Cependant, il n'est resté que très peu de traces de l'activité
religieuse de cette première vague de Musulmans. Minoritaires, ils ont
peut-être été christianisés et ou intégrés dans le groupe
ethno-culturel malbar.
C'est vers 1880
que commence effectivement l'implantation de l'Islam dans l'île, avec
l'arrivée d'Indo-Musulmans originaires de Bombay, de Surat et de Broach.
Ces immigrants sont pour la plupart des commerçants qui, installés
d'abord à Saint-Denis Saint-Pierre et Saint-Paul approvisionnent l'île
en riz, épices, coton et autres marchandises en provenance de pays
d'Asie. Ils se chargent aussi de commercialiser les productions
agricoles locales, en jouant le rôle d'intermédiaire entre mes
planteurs et les consommateurs. L'intensification de cette immigration
à partir de 1910 va permettre l'installation définitive de la
Communauté gudjarati. Habiles commerçants les Indo-Musumans vont
devenir un des rouages essentiels du système économique réunionnais.

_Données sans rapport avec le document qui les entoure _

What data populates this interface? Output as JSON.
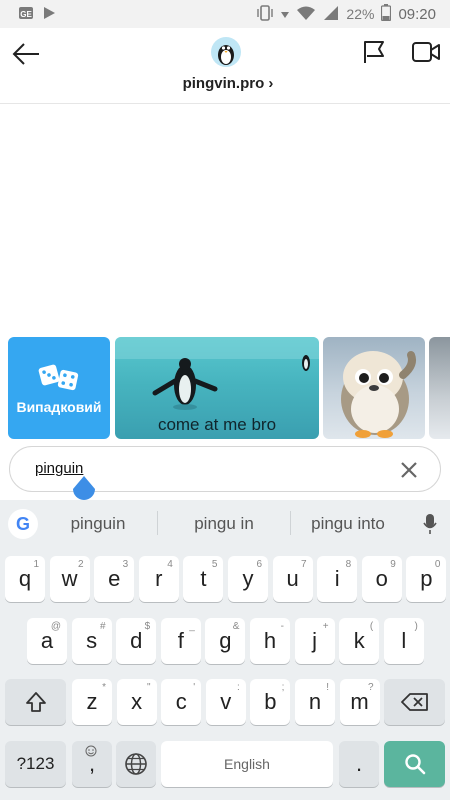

Leurs descendants se trouvent aujourd'hui à tous les échelons de la hiérarchie
sociale, dans le commerce, l'industrie, l'administration, les
professions libérales. Sunnites orthodoxes d'école habafite appelés
zarab en créole. Ils forment le groupe musulman le plus important de La
Réunion.
La plupart des grandes villes de l'île de La Réunion possèdent une mosquée. Le 28 novembre 1905, les musulmans réunionnais inaugurent la première mosquée de France, la mosquée Noor-e-Islam à Saint-Denis de La Réunion, désormais les musulmans de l'île jouissent d'un lieu officiel de prière.